The most significant recent advancement for metastatic prostate cancer treatment is Lutetium-177 PSMA-617 (177Lu-PSMA-617), which demonstrated significant overall survival improvement (15.3 vs 11.3 months) in patients with metastatic castration-resistant prostate cancer (mCRPC) who progressed after taxane-based chemotherapy and androgen receptor pathway inhibitors. 1

Treatment Algorithm for Metastatic Prostate Cancer

First-Line Treatment for Metastatic Hormone-Sensitive Prostate Cancer (mHSPC)

For patients newly diagnosed with metastatic prostate cancer:

• For fit patients with high-volume disease (multiple bone metastases or visceral metastases):

  • ADT + docetaxel + abiraterone + prednisone (triplet therapy) [I, B; ESMO-MCBS score: 4] 1
  • ADT + docetaxel + darolutamide [I, B; ESMO-MCBS score: 4] 1

• For all mHSPC patients (including low-volume disease):

  • ADT + novel hormone agent (NHA):
    • ADT + abiraterone + prednisone [I, A; ESMO-MCBS score: 4] 1
    • ADT + apalutamide [I, A; ESMO-MCBS score: 4] 1
    • ADT + enzalutamide [I, A; ESMO-MCBS score: 4] 1

• For vulnerable patients who cannot tolerate treatment intensification:

  • ADT alone [III, C] 1

Treatment for Metastatic Castration-Resistant Prostate Cancer (mCRPC)

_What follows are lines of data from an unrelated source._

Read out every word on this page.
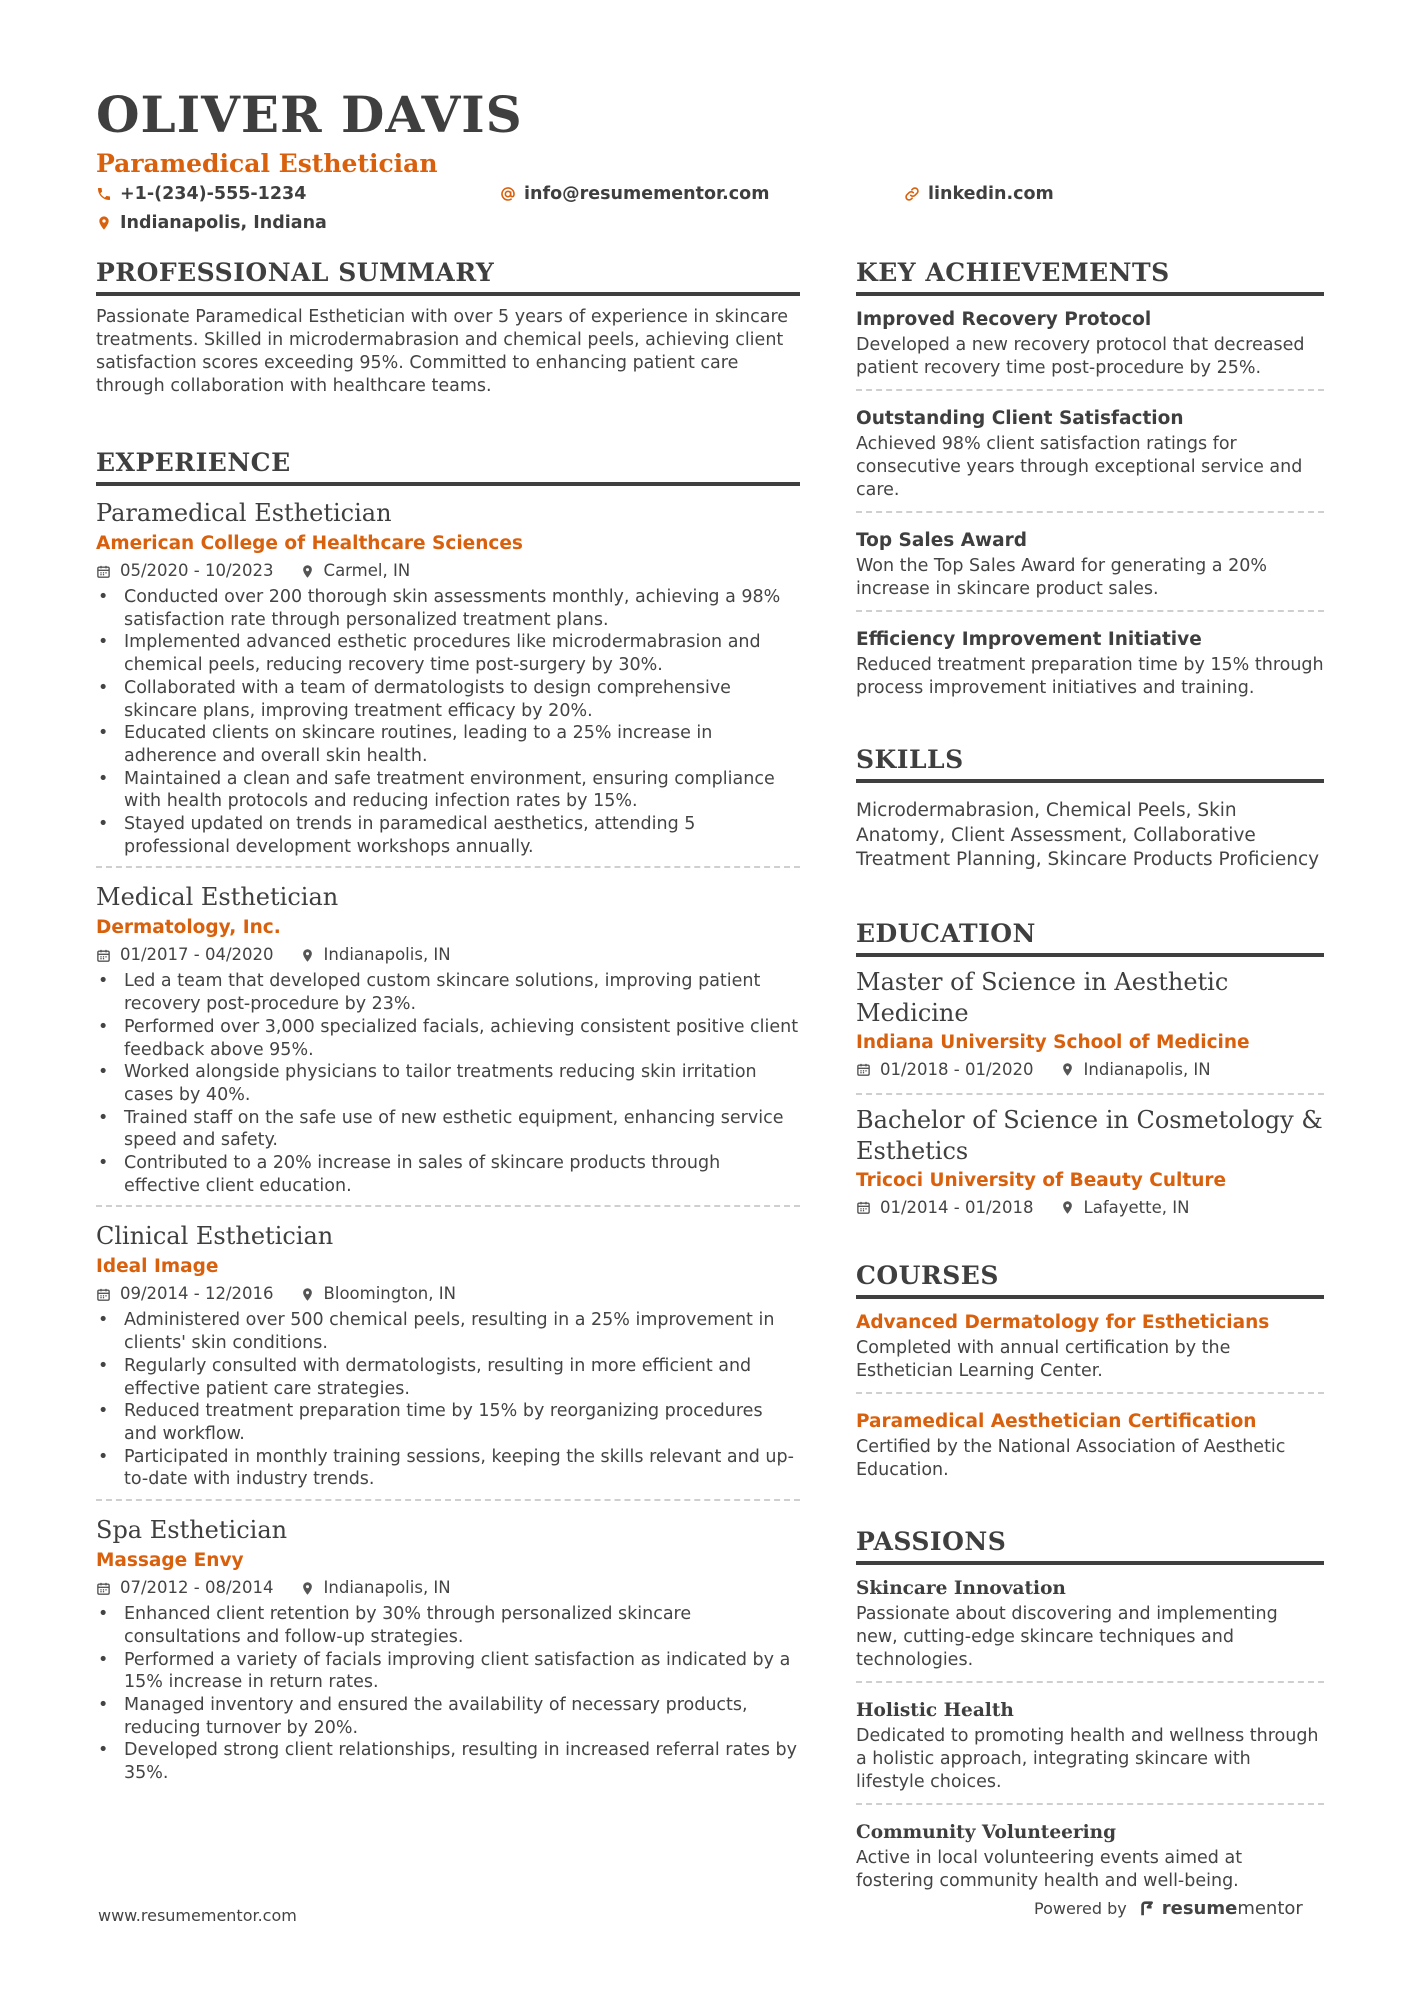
OLIVER DAVIS
Paramedical Esthetician
+1-(234)-555-1234	info@resumementor.com	linkedin.com
Indianapolis, Indiana
PROFESSIONAL SUMMARY
Passionate Paramedical Esthetician with over 5 years of experience in skincare treatments. Skilled in microdermabrasion and chemical peels, achieving client satisfaction scores exceeding 95%. Committed to enhancing patient care through collaboration with healthcare teams.
EXPERIENCE
Paramedical Esthetician
American College of Healthcare Sciences
05/2020 - 10/2023	Carmel, IN
• Conducted over 200 thorough skin assessments monthly, achieving a 98% satisfaction rate through personalized treatment plans.
• Implemented advanced esthetic procedures like microdermabrasion and chemical peels, reducing recovery time post-surgery by 30%.
• Collaborated with a team of dermatologists to design comprehensive skincare plans, improving treatment efficacy by 20%.
• Educated clients on skincare routines, leading to a 25% increase in adherence and overall skin health.
• Maintained a clean and safe treatment environment, ensuring compliance with health protocols and reducing infection rates by 15%.
• Stayed updated on trends in paramedical aesthetics, attending 5 professional development workshops annually.
Medical Esthetician
Dermatology, Inc.
01/2017 - 04/2020	Indianapolis, IN
• Led a team that developed custom skincare solutions, improving patient recovery post-procedure by 23%.
• Performed over 3,000 specialized facials, achieving consistent positive client feedback above 95%.
• Worked alongside physicians to tailor treatments reducing skin irritation cases by 40%.
• Trained staff on the safe use of new esthetic equipment, enhancing service speed and safety.
• Contributed to a 20% increase in sales of skincare products through effective client education.
Clinical Esthetician
Ideal Image
09/2014 - 12/2016	Bloomington, IN
• Administered over 500 chemical peels, resulting in a 25% improvement in clients' skin conditions.
• Regularly consulted with dermatologists, resulting in more efficient and effective patient care strategies.
• Reduced treatment preparation time by 15% by reorganizing procedures and workflow.
• Participated in monthly training sessions, keeping the skills relevant and up-to-date with industry trends.
Spa Esthetician
Massage Envy
07/2012 - 08/2014	Indianapolis, IN
• Enhanced client retention by 30% through personalized skincare consultations and follow-up strategies.
• Performed a variety of facials improving client satisfaction as indicated by a 15% increase in return rates.
• Managed inventory and ensured the availability of necessary products, reducing turnover by 20%.
• Developed strong client relationships, resulting in increased referral rates by 35%.
KEY ACHIEVEMENTS
Improved Recovery Protocol
Developed a new recovery protocol that decreased patient recovery time post-procedure by 25%.
Outstanding Client Satisfaction
Achieved 98% client satisfaction ratings for consecutive years through exceptional service and care.
Top Sales Award
Won the Top Sales Award for generating a 20% increase in skincare product sales.
Efficiency Improvement Initiative
Reduced treatment preparation time by 15% through process improvement initiatives and training.
SKILLS
Microdermabrasion, Chemical Peels, Skin Anatomy, Client Assessment, Collaborative Treatment Planning, Skincare Products Proficiency
EDUCATION
Master of Science in Aesthetic Medicine
Indiana University School of Medicine
01/2018 - 01/2020	Indianapolis, IN
Bachelor of Science in Cosmetology & Esthetics
Tricoci University of Beauty Culture
01/2014 - 01/2018	Lafayette, IN
COURSES
Advanced Dermatology for Estheticians
Completed with annual certification by the Esthetician Learning Center.
Paramedical Aesthetician Certification
Certified by the National Association of Aesthetic Education.
PASSIONS
Skincare Innovation
Passionate about discovering and implementing new, cutting-edge skincare techniques and technologies.
Holistic Health
Dedicated to promoting health and wellness through a holistic approach, integrating skincare with lifestyle choices.
Community Volunteering
Active in local volunteering events aimed at fostering community health and well-being.
www.resumementor.com	Powered by resume mentor
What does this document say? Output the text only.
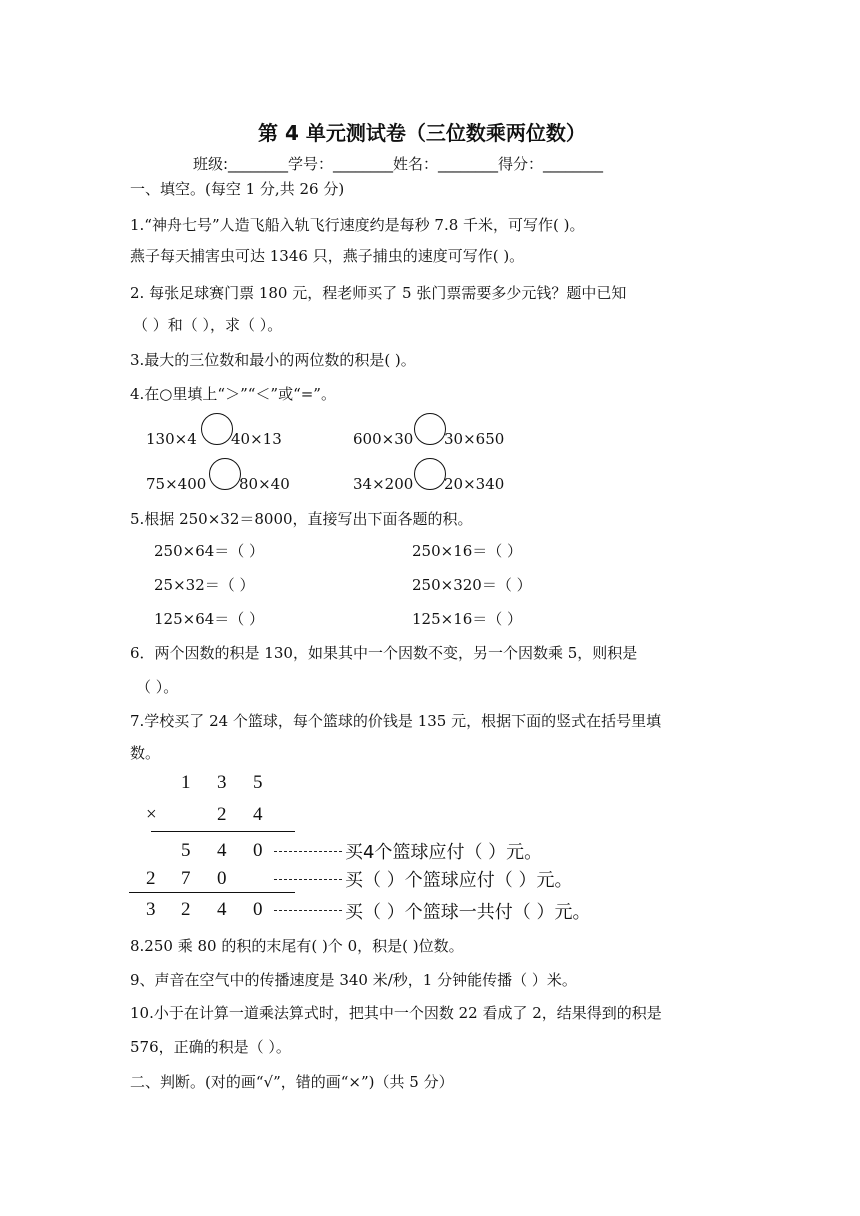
第 4 单元测试卷（三位数乘两位数）
班级:________学号：________姓名：________得分：________
一、填空。(每空 1 分,共 26 分)
1.“神舟七号”人造飞船入轨飞行速度约是每秒 7.8 千米，可写作( )。
燕子每天捕害虫可达 1346 只，燕子捕虫的速度可写作( )。
2. 每张足球赛门票 180 元，程老师买了 5 张门票需要多少元钱？题中已知
（ ）和（ ），求（ ）。
3.最大的三位数和最小的两位数的积是( )。
4.在○里填上“＞”“＜”或“=”。
130×4 40×13	600×30 30×650
75×400 80×40	34×200 20×340
5.根据 250×32＝8000，直接写出下面各题的积。
250×64＝（ ）	250×16＝（ ）
25×32＝（ ）	250×320＝（ ）
125×64＝（ ）	125×16＝（ ）
6．两个因数的积是 130，如果其中一个因数不变，另一个因数乘 5，则积是
（ ）。
7.学校买了 24 个篮球，每个篮球的价钱是 135 元，根据下面的竖式在括号里填
数。
1 3 5
×	2 4
5 4 0	买4个篮球应付（ ）元。
2 7 0	买（ ）个篮球应付（ ）元。
3 2 4 0	买（ ）个篮球一共付（ ）元。
8.250 乘 80 的积的末尾有( )个 0，积是( )位数。
9、声音在空气中的传播速度是 340 米/秒，1 分钟能传播（ ）米。
10.小于在计算一道乘法算式时，把其中一个因数 22 看成了 2，结果得到的积是
576，正确的积是（ ）。
二、判断。(对的画“√”，错的画“×”)（共 5 分）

After progression on initial therapy:

1. For patients with BRCA1/2 alterations:

   • Olaparib after novel androgen receptor axis inhibitors (with or without prior taxane) [I, B; ESMO-MCBS score: 3] 1

2. For patients who have received a novel androgen receptor axis inhibitor and docetaxel:

   • 177Lu-PSMA-617 for patients with PSMA-expressing tumors (without PSMA non-expressing lesions) [I, A; ESMO-MCBS score: 4] 1
   • Cabazitaxel [I, A; ESMO-MCBS score: 3] 1

Recent Clinical Trial Evidence

VISION Trial (177Lu-PSMA-617)

The VISION trial demonstrated that 177Lu-PSMA-617 plus standard of care significantly improved:

• Overall survival: 15.3 vs 11.3 months (HR 0.62,95% CI 0.52-0.74, p < 0.001) 1
• Radiographic progression-free survival: 8.7 vs 3.4 months (HR 0.40,99.2% CI 0.29-0.57, p < 0.001) 1

PROfound Trial (Olaparib)

For patients with mCRPC with BRCA1/2 or ATM alterations who progressed on prior androgen receptor axis inhibitor:

• Overall survival: 19.1 vs 14.7 months (HR 0.69,95% CI 0.50-0.97, p = 0.0175) 1
• Benefit was predominantly observed in patients with BRCA alterations 1

CARD Trial (Cabazitaxel)

For patients with mCRPC pretreated with docetaxel and progression within 12 months on a novel androgen receptor axis inhibitor:

• Overall survival: 13.6 vs 11.0 months compared with abiraterone or enzalutamide 1, 2

Important Considerations for Treatment Selection

1. Patient Fitness Assessment:

   • Performance status
   • Comorbidities
   • Prior treatment tolerance
   • Age (not necessarily a limiting factor with good health status) 2

2. Disease Characteristics:

   • Tumor volume (high vs. low)
   • Presence of visceral metastases
   • PSMA expression (for 177Lu-PSMA-617 therapy) 2
   • Genomic alterations (particularly BRCA1/2 for olaparib) 1

3. Treatment Toxicity Considerations:

   • 177Lu-PSMA-617: Higher grade 3-4 adverse events (52.7% vs 38%) 2
   • Abiraterone: Risk of hypokalemia, fluid retention, cardiovascular events, hepatotoxicity 3
   • Docetaxel: Risk of neutropenia, hypersensitivity reactions, fluid retention 4

Common Pitfalls to Avoid

1. Undertreatment of fit patients: Using ADT alone in fit patients with mHSPC when combination therapy shows clear survival benefit 1

2. Inadequate genomic testing: Failing to test for BRCA1/2 alterations which could identify candidates for olaparib 1

3. Overlooking PSMA expression: Not evaluating PSMA expression before considering 177Lu-PSMA-617 therapy 1, 2

4. Inappropriate sequencing: Using second-generation antiandrogens after progression on first-generation antiandrogens without considering alternative mechanisms of action 1

5. Inadequate monitoring: Not monitoring for treatment-specific toxicities such as mineralocorticoid excess with abiraterone or neutropenia with docetaxel 3, 4

While there is no definitive cure for metastatic prostate cancer yet, the treatment landscape has evolved significantly with multiple options that can extend survival and maintain quality of life. The selection of therapy should be based on disease characteristics, patient factors, and prior treatment history to optimize outcomes.